On doit être reconnaissant aux économistes de l’école historique d’avoir appelé l’attention sur la diversité des phénomènes économiques, qui est beaucoup plus grande que les « classiques » n’avaient donné à croire ; on doit leur être reconnaissant de nous avoir aidés à comprendre la vraie nature des rapports qui unissent ensemble la science et l’histoire. Mais il y a, dans leurs assertions, des négations et des exagérations fâcheuses. Malgré ce qu’ils ont avancé, il existe des lois économiques qui sont vraies de toutes les sociétés ; il est possible de constituer une économique « pure », comme disent certains auteurs, qui fasse abstraction de ces conditions changeantes au milieu desquelles s’exerce l’activité économique des hommes. L’école historique, d’autre part, est tombée dans l’excès inverse de celui qu’elle reproche a l’école classique ; tandis que celle-ci uniformisait trop les phénomènes économiques, elle les a trop diversifiés.

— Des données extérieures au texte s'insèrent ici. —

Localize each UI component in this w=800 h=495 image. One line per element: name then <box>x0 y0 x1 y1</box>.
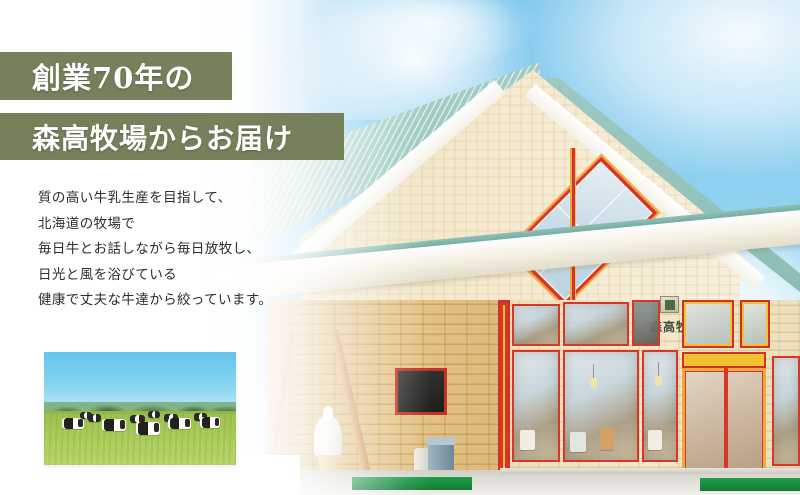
side-brick-wall <box>268 300 498 495</box>
headline-banner-line2: 森高牧場からお届け <box>0 113 344 160</box>
entrance-mat-right <box>700 478 800 491</box>
body-copy-line: 健康で丈夫な牛達から絞っています。 <box>38 288 338 314</box>
pendant-lamp-icon <box>590 378 597 388</box>
body-copy: 質の高い牛乳生産を目指して、 北海道の牧場で 毎日牛とお話しながら毎日放牧し、 … <box>38 186 338 314</box>
headline-text-line1: 創業70年の <box>32 55 194 97</box>
interior-chair <box>520 430 535 450</box>
entrance-mat-left <box>352 477 472 490</box>
transom-window-right <box>682 300 734 348</box>
transom-window-corner <box>740 300 770 348</box>
body-copy-line: 日光と風を浴びている <box>38 263 338 289</box>
side-small-window <box>395 368 447 415</box>
body-copy-line: 毎日牛とお話しながら毎日放牧し、 <box>38 237 338 263</box>
pasture-photo-inset <box>44 352 236 465</box>
farm-logo-plaque-icon <box>660 296 679 313</box>
cow <box>148 411 160 418</box>
window-pane-upper-2 <box>563 302 629 346</box>
interior-chair <box>648 430 662 450</box>
window-pane-far-right <box>772 356 800 466</box>
pendant-lamp-icon <box>655 376 662 386</box>
cow <box>168 418 191 429</box>
interior-chair <box>600 428 614 450</box>
cow <box>102 419 126 431</box>
window-bay-left <box>498 300 510 495</box>
window-pane-upper-1 <box>512 304 560 346</box>
cow <box>200 417 220 428</box>
door-header <box>682 352 766 368</box>
window-pane-upper-3 <box>632 300 660 346</box>
cow <box>62 418 84 429</box>
body-copy-line: 質の高い牛乳生産を目指して、 <box>38 186 338 212</box>
banner-stage: 森高牧場 <box>0 0 800 495</box>
headline-banner-line1: 創業70年の <box>0 52 232 100</box>
interior-chair <box>570 432 586 452</box>
body-copy-line: 北海道の牧場で <box>38 212 338 238</box>
cow <box>136 422 160 435</box>
curb <box>500 468 800 474</box>
headline-text-line2: 森高牧場からお届け <box>32 117 293 157</box>
cow <box>80 412 92 419</box>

Ou plutôt l’école classique, si nous prenons ses fondateurs et les plus éminents de ses représentants, n’a point nié l’extrême variété que les phénomènes économiques offrent dans l’histoire, elle ne l’a pas méconnue ; mais elle a pensé que l’évolution économique, telle qu’elle se déroule depuis quelques siècles, et qu’elle continue à se dérouler sous nos yeux, tendait à établir partout un certain ordre économique, et délibérément elle a étudié cet ordre, en accentuant même ses traits caractéristiques, en le faisant plus parfait qu’il n’est dans la réalité. En quoi elle a eu raison, parce que cet ordre offre à l’investigation scientifique une matière plus riche que toute autre, et aussi parce que la science, comme on l’a vu, est destinée avant tout à fonder l’art qui s’y rattache, lequel art ne saurait s’appliquer qu’au présent. L’ « historisme », lui, n’a pas vu la direction convergente des évolutions économiques, ou du moins il n’a pas voulu en tenir compte. Et il n’a pas tenu compte assez de l’intérêt beaucoup plus grand que présentent les faits contemporains au point de vue pratique. C’est une double faute qu’il a commise là.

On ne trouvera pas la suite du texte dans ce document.